Изменить стиль страницы

Мужчины отодвинулись от Нанук.

— Так ты лучше шамана? — угрюмо спросил Яли.

Нанук не ответила.

— За три ночи отсюда, — продолжал Яли, — стоит парма колхоза «Кара-Харбей». Там умирают пастухи. Скажи, ты можешь спасти себя от этой болезни? Ведь шаман не нуждается в лекарях.

— Шаманы не болеют?

— Они сами и вылечиваются.

— Говори, какая болезнь.

Тонкая, язвительная улыбка промелькнула на губах девушки. Она знала, о какой болезни поведет речь Яли.

— Русские охотники сказывали, что это черная оспа.

— Я могу сделать, чтоб никто не заболел этой худой болезнью… сделаю. Меня для этого сюда и послали.

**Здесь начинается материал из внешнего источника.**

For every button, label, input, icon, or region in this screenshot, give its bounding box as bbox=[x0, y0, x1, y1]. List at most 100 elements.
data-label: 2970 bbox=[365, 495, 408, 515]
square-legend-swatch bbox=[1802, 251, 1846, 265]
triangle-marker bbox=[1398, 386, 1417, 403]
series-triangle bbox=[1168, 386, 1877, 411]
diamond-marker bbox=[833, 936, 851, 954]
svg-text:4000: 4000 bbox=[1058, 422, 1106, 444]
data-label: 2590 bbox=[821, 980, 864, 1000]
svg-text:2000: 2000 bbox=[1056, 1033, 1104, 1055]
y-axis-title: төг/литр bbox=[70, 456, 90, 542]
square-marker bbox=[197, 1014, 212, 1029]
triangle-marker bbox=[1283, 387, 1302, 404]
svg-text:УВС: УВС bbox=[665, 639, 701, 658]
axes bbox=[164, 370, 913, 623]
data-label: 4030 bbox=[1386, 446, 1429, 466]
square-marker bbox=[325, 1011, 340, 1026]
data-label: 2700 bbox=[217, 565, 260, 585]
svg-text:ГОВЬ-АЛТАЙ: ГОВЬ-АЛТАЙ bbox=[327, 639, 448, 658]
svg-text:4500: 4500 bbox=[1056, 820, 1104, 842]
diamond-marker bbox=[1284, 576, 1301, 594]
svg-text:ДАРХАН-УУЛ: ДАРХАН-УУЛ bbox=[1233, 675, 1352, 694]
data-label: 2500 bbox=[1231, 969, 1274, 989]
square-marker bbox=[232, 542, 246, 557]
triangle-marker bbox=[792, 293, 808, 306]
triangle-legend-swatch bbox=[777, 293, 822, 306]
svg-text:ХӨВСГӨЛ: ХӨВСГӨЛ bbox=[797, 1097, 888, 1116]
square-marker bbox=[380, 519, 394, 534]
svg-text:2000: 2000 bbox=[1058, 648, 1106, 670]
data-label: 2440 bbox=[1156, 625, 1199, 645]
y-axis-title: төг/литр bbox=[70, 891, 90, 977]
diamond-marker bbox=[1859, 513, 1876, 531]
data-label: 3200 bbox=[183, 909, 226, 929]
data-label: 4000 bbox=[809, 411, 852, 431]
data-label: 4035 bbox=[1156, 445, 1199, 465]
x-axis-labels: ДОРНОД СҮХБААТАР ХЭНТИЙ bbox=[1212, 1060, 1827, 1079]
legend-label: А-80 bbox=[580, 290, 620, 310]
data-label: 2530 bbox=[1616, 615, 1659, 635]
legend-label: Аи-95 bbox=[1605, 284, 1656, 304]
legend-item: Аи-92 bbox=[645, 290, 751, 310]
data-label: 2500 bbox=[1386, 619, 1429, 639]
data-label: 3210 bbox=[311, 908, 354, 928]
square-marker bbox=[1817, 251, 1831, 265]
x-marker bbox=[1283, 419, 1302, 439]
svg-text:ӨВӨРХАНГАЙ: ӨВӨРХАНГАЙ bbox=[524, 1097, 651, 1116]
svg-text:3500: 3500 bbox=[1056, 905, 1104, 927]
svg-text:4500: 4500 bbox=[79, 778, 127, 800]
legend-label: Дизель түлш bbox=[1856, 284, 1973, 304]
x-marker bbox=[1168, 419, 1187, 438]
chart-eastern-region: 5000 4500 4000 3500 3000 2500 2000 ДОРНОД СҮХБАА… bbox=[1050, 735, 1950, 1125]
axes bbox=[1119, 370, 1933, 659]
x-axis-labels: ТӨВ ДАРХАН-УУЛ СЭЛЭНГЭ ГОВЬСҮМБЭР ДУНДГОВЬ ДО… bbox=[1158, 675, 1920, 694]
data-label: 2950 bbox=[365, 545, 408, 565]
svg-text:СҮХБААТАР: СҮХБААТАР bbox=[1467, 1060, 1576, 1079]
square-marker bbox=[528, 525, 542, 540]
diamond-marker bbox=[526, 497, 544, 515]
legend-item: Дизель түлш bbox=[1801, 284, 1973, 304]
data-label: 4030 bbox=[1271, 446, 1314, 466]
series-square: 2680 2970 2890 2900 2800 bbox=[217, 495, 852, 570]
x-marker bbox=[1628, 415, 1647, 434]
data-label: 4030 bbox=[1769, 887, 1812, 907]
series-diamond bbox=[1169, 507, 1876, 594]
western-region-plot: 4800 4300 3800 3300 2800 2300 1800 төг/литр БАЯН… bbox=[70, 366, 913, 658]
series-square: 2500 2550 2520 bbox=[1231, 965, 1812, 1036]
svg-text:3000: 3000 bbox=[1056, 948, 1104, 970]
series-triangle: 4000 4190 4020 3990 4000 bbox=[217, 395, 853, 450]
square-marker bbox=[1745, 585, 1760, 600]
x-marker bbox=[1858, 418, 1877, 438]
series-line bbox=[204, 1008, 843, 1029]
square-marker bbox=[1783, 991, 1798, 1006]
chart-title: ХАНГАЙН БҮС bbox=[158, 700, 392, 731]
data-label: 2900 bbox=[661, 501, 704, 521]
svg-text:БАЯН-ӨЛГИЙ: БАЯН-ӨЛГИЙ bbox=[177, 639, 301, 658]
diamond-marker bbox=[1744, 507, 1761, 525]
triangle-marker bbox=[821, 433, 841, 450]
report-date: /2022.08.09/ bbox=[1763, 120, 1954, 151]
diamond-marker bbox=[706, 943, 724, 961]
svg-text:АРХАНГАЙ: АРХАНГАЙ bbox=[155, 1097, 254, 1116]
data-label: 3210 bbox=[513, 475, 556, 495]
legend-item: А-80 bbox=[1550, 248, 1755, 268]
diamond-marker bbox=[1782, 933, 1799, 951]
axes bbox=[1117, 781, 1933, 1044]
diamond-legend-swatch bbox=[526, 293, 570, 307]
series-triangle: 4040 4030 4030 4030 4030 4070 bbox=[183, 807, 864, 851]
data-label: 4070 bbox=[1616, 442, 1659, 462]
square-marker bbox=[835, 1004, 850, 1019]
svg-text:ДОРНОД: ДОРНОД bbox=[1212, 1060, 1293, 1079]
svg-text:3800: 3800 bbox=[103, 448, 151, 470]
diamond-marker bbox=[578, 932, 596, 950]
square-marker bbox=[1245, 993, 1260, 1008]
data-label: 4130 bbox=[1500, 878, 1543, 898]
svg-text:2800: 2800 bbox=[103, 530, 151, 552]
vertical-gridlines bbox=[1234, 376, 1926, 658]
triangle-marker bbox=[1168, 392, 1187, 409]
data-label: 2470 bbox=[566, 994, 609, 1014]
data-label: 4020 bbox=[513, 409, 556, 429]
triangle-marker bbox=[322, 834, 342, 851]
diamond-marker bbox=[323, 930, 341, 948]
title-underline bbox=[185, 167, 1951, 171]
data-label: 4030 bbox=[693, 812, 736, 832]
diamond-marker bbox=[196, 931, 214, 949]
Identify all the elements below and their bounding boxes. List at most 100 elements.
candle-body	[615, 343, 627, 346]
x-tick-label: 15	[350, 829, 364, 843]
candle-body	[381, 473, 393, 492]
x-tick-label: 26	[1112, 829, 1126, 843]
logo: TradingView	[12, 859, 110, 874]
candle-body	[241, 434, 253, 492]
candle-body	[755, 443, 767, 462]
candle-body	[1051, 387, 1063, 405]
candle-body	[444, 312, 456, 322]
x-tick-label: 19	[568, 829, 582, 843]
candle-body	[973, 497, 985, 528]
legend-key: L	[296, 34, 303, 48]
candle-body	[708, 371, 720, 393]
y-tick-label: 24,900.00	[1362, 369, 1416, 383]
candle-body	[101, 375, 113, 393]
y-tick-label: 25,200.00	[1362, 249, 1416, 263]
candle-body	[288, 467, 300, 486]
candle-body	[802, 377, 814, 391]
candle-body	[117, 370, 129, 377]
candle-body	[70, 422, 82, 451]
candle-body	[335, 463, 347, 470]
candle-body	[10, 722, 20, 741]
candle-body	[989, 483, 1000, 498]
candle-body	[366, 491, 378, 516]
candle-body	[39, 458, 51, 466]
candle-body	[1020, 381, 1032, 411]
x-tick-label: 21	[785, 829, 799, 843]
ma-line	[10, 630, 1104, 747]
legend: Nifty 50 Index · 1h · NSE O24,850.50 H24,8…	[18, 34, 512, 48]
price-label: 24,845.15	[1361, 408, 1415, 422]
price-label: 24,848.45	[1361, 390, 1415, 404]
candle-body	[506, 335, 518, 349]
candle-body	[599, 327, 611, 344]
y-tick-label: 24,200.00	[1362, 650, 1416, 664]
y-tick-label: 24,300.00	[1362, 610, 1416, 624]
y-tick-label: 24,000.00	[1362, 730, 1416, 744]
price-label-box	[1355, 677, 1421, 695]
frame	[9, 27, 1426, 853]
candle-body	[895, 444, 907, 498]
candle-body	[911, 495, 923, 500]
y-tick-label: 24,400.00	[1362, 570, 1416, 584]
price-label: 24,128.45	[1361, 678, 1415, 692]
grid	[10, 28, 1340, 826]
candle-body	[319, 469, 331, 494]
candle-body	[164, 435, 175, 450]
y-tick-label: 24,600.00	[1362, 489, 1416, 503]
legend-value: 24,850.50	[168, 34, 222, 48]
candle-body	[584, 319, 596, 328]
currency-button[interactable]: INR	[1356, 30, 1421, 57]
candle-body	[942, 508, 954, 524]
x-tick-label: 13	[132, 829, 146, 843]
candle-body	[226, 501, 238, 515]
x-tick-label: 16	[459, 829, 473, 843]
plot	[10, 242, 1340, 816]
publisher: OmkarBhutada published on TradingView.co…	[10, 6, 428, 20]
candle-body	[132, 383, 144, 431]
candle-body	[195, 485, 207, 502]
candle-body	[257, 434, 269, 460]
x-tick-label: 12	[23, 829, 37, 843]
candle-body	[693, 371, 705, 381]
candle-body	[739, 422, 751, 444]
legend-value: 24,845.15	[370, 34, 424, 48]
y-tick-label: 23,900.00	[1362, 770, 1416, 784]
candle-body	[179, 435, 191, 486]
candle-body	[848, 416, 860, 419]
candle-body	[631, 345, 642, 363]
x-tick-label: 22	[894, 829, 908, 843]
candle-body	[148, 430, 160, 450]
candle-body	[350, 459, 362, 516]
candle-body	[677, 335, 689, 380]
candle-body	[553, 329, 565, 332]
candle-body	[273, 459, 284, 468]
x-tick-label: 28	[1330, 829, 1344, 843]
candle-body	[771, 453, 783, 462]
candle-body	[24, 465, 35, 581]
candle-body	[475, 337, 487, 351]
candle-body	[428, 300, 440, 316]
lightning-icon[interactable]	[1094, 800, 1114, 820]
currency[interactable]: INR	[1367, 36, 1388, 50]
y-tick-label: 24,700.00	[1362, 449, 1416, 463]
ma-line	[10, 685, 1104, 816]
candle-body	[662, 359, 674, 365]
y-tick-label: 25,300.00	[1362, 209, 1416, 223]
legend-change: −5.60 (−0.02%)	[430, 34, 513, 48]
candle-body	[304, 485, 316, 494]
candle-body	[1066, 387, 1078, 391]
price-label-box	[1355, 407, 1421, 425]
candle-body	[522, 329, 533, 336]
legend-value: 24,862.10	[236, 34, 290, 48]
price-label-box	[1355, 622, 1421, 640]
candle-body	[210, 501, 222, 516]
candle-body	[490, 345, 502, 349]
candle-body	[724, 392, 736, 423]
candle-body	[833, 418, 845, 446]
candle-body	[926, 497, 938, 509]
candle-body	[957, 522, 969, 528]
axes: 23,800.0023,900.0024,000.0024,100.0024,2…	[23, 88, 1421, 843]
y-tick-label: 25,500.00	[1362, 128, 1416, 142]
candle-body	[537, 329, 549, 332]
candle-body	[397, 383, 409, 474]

…Утром Нанук достала из своего чемодана стеклянные ампулы с противооспенной вакциной и пошла по чумам.

В первом чуме ей сказали, что род Ного никогда не лечился у фельдшеров и, однако же, не вымер до сих пор.

Во втором чуме сказали, что женщина никогда не сможет вылечить мужчину, потому что она умеет только варить рыбу, шить одежду из оленьих шкур да рожать детей.

В третий чум ее не пустили. Ей сказали, что семья Лаптандеров испокон веков не боялась вшей и потому русские лекарства на нее не подействуют. Тогда Нанук пошла к Яли. Он сидел в своем чуме у костра и стонал, закутавшись в шкуры. Он стонал и матерился, как пьяный. А когда лихорадка становилась невыносимой, он доставал из-под подушки бутылку разбавленного спирта и пил прямо из горлышка.

— Зачем пришла? — сердито спросил он.

— Лечить тебя.

— Уйди. Русских лечи. Я сам вылечусь.

— Что ж, не хочешь — не надо. Других лечить буду.

— Никто к тебе не пойдет.

— Тогда я сама пойду по чумам.

— Никто не будет лечиться.

— Будут.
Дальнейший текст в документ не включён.